I’ve been a fan of this writer for a very long time (remember my reference of 1987?) and there’s one thing I know he does for his book- research. No kindergarten BS for Morrell. He’s either done what he’s writing about (he’s taken survival courses, for example) or he consults people who have done it themselves. Not wanting to be someone who teaches a kid how to put a bomb together, he often leaves out some of the details. Smart man the way society today places blame on everyone but the person who did the deed. Okay, let’s not get me started on how I feel about that.

The messageboard I belong(ed) to rooted its beginning as a secret society so posting this review there made sense because a lot of what was in the book fit. This passage for example where Eliot, the man who trained the two main characters to be killers, explains why he grows roses:

“They’re the emblem of our profession. I enjoy the double meaning. In Greek mythology, the god of love once offered a rose to the god of silence, as a bribe, to keep that god from disclosing the weaknesses of the other gods. In time, the rose became the symbol for silence and secrecy. In the Middle Ages, a rose was customarily suspended from the ceiling of a council chamber. The members of the council pledged themselves not to reveal what they discussed in the room, sub rosa, under the rose.”

This book was published originally in 1984. I read it perhaps two years afterwards. I really don’t remember but I felt inclined to re-read it when I heard they were making a movie from it. Now they did make it into a made-for-TV in 1989. When it happened, I was thrilled being a fanboi of Morrell. Boy was I disappointed. I mean, even more so than the horrible rendition of Stephen King’s Pet Cemetery. I’m hoping they do a better this time around since it’s going to the big screen. At thte time of the re-write, I haven’t seen any more news on the movie.

When this first went to the editor, he liked the book but remarked to Morrell that it seemed like it was missing something. Indeed it was. Morrell’s not a big fan of the whole ‘flashback in the middle of the book’. He felt that the piece missing would not work at the beginning of the book so he cut it out. When the editor asked for the missing part and read it, he insisted it be put back in. It really needs to be there because its background information on how the two main characters met each other and how they were manipulated into becoming what they were in present time.

Now on to the characters. Chris Kilmoonie, AKA Remus, was abandoned by his mother at a young age after his father, a military pilot, was shot down. He’s taken away from his home and put into a boy’s home in Philadelphia where he meets Saul Grisman AKA Romulus. Being basically orphans (you never do find out how Saul ended up in the boy’s home), they cling to one man who shows them affection- Eliot. What’s the worst thing someone you trust can do to you? Betray. Seems Eliot thinks Saul is past his prime and has made sure he gets set up to get killed. Problem being, he had Saul trained too damn well and Saul slowly figures out what happened.

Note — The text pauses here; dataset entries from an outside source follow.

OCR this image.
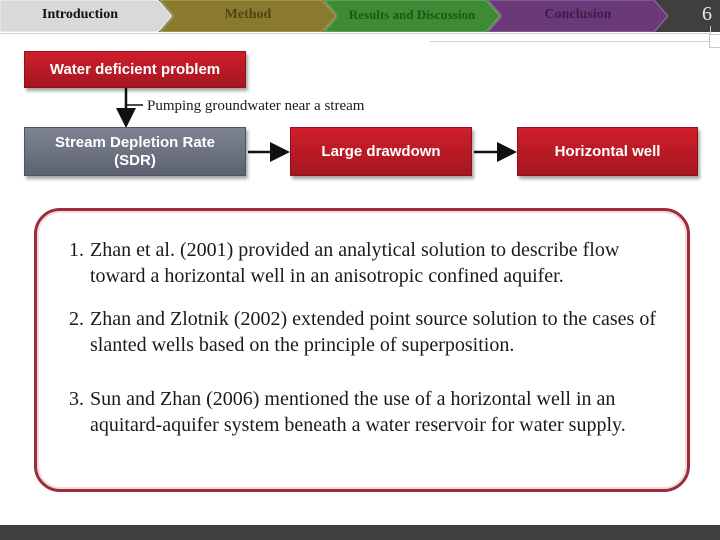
Introduction	Method	Results and Discussion	Conclusion	6
Water deficient problem
Pumping groundwater near a stream
Stream Depletion Rate
(SDR)	Large drawdown	Horizontal well
1. Zhan et al. (2001) provided an analytical solution to describe flow toward a horizontal well in an anisotropic confined aquifer.
2. Zhan and Zlotnik (2002) extended point source solution to the cases of slanted wells based on the principle of superposition.
3. Sun and Zhan (2006) mentioned the use of a horizontal well in an aquitard-aquifer system beneath a water reservoir for water supply.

Saul turns to his ‘brother’ Chris who contacts Saul at Eliot’s request. When the two of them get together and start piecing things together, along with Saul’s one-time girlfriend Erika Bernstein, they realized they were nothing but trained assassins. Worse yet, they did everything their whole lives to please Eliot. Well, brother, payback’s a bitch.

They uncover that they weren’t the only orphans on Eliot’s favorite list. Enter Castor and Pollux, the two newest children of Eliot. When the old man realizes that his former child stars are getting too close to the truth, he runs but doesn’t get far.

I don’t want to give it away completely because like I said, this is my favorite book and the one that got me hooked on David Morrell. Rambo? Yeah, that was his creation but Rambo died in his version. You see my hate for Hollywood now?

This book was re-release with a different cover than what I have for an image and it should be available at your local library to borrow.